BSE Sensex continues to trade 250-300 points lower after opening at 62,395 points and NSE Nifty-50 also remains well below the 18,700 mark after opening at 18,600 points. SGX Nifty, an index that opens before the Indian stock market and sets the tone for the likely performance of the Indian stock market, was trading down 105 points, or 0.6%, early morning today.
Prashanth Tapse, Research Analyst and Senior VP (Research) at Mehta Equities warns investors of some choppy trading. He said, "Indian equities are likely to decline in early Tuesday trades on the back of overnight slump in US markets and subsequent weakness in Asian indices. Last Friday's hotter-than-expected US jobs report added to concerns that the Federal Reserve might need to be even more aggressive in its battle against inflation, despite concerns about a looming recession."
The better-than-expected US nonfarm payroll data may be good news for the economy but it can be negative for the market and may trigger a selloff as it indicates no sign of easing inflation to the Fed. The market momentum worldwide is likely to stay sluggish in a bid that Fed may not stay as dovish as it sounded before on its monetary stance and may hike interest rates by more than half a percentage in its upcoming Federal Open Market Committee (FOMC) meeting on December 13th and 14th.
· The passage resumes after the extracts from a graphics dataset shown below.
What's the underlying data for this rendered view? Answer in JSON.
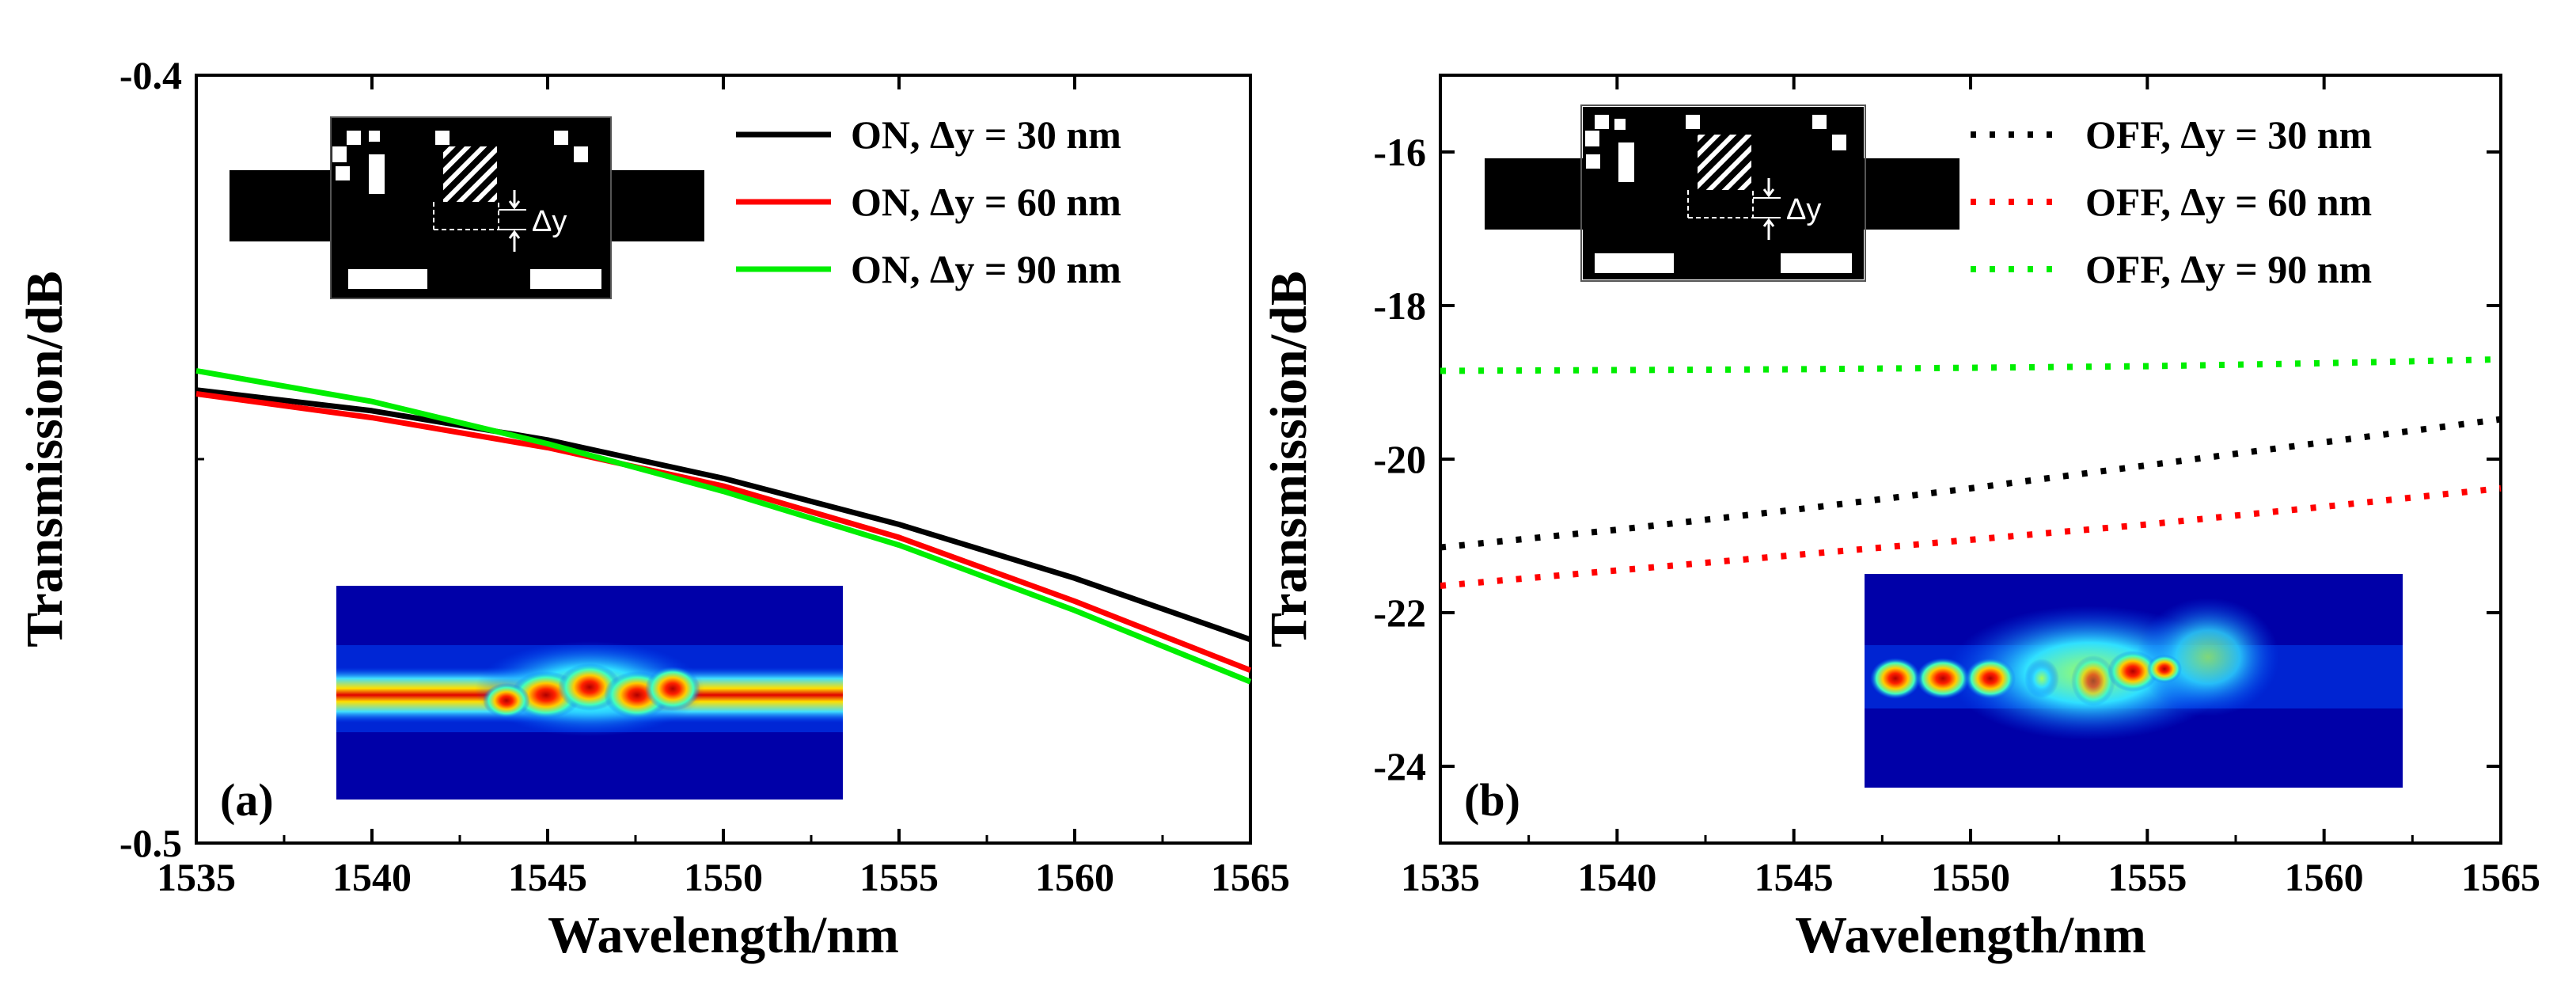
{
  "chart_data": [
    {
      "type": "line",
      "panel_label": "(a)",
      "xlabel": "Wavelength/nm",
      "ylabel": "Transmission/dB",
      "xlim": [
        1535,
        1565
      ],
      "ylim": [
        -0.5,
        -0.4
      ],
      "x_ticks": [
        1535,
        1540,
        1545,
        1550,
        1555,
        1560,
        1565
      ],
      "y_ticks": [
        -0.5,
        -0.4
      ],
      "y_tick_labels": [
        "-0.5",
        "-0.4"
      ],
      "legend_position": "top-right",
      "series": [
        {
          "name": "ON, Δy = 30 nm",
          "color": "#000000",
          "style": "solid",
          "x": [
            1535,
            1540,
            1545,
            1550,
            1555,
            1560,
            1565
          ],
          "y": [
            -0.441,
            -0.4437,
            -0.4475,
            -0.4525,
            -0.4585,
            -0.4655,
            -0.4735
          ]
        },
        {
          "name": "ON, Δy = 60 nm",
          "color": "#ff0000",
          "style": "solid",
          "x": [
            1535,
            1540,
            1545,
            1550,
            1555,
            1560,
            1565
          ],
          "y": [
            -0.4415,
            -0.4446,
            -0.4485,
            -0.4535,
            -0.4602,
            -0.4685,
            -0.4775
          ]
        },
        {
          "name": "ON, Δy = 90 nm",
          "color": "#00ee00",
          "style": "solid",
          "x": [
            1535,
            1540,
            1545,
            1550,
            1555,
            1560,
            1565
          ],
          "y": [
            -0.4385,
            -0.4425,
            -0.448,
            -0.4542,
            -0.4612,
            -0.4697,
            -0.479
          ]
        }
      ]
    },
    {
      "type": "line",
      "panel_label": "(b)",
      "xlabel": "Wavelength/nm",
      "ylabel": "Transmission/dB",
      "xlim": [
        1535,
        1565
      ],
      "ylim": [
        -25,
        -15
      ],
      "x_ticks": [
        1535,
        1540,
        1545,
        1550,
        1555,
        1560,
        1565
      ],
      "y_ticks": [
        -24,
        -22,
        -20,
        -18,
        -16
      ],
      "y_tick_labels": [
        "-24",
        "-22",
        "-20",
        "-18",
        "-16"
      ],
      "legend_position": "top-right",
      "series": [
        {
          "name": "OFF, Δy = 30 nm",
          "color": "#000000",
          "style": "dotted",
          "x": [
            1535,
            1540,
            1545,
            1550,
            1555,
            1560,
            1565
          ],
          "y": [
            -21.15,
            -20.92,
            -20.66,
            -20.38,
            -20.08,
            -19.78,
            -19.48
          ]
        },
        {
          "name": "OFF, Δy = 60 nm",
          "color": "#ff0000",
          "style": "dotted",
          "x": [
            1535,
            1540,
            1545,
            1550,
            1555,
            1560,
            1565
          ],
          "y": [
            -21.65,
            -21.45,
            -21.25,
            -21.05,
            -20.85,
            -20.62,
            -20.38
          ]
        },
        {
          "name": "OFF, Δy = 90 nm",
          "color": "#00ee00",
          "style": "dotted",
          "x": [
            1535,
            1540,
            1545,
            1550,
            1555,
            1560,
            1565
          ],
          "y": [
            -18.85,
            -18.84,
            -18.83,
            -18.81,
            -18.79,
            -18.75,
            -18.7
          ]
        }
      ]
    }
  ],
  "inset": {
    "delta_label": "Δy"
  }
}
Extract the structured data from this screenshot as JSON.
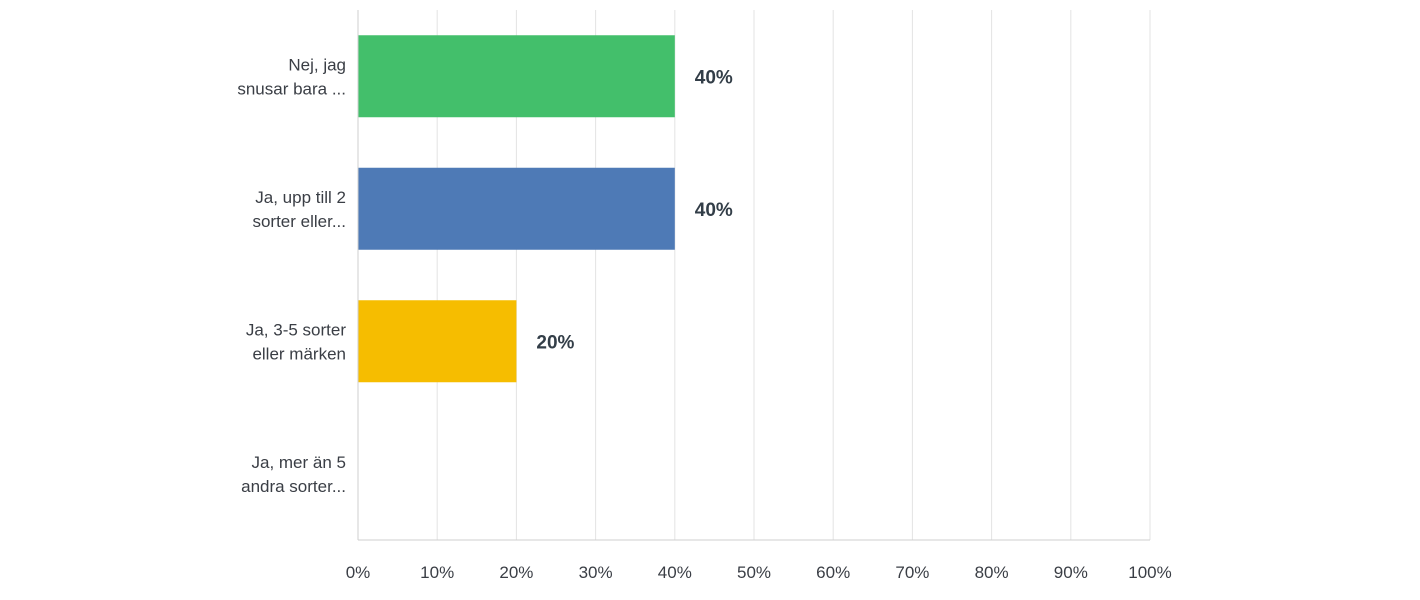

Meanwhile, investors are closely following the ongoing MPC meeting. Mohit Nigam, Fund Manager & Head at PMS, Hem Securities, said, "Investors are waiting for the conclusion of the RBI Monetary Policy Committee meeting before making any significant movements. The conclusion of the conference will be made public on 7th December. It is predicted that the Reserve Bank of India MPC would announce a rate rise of 35 basis points (bps)."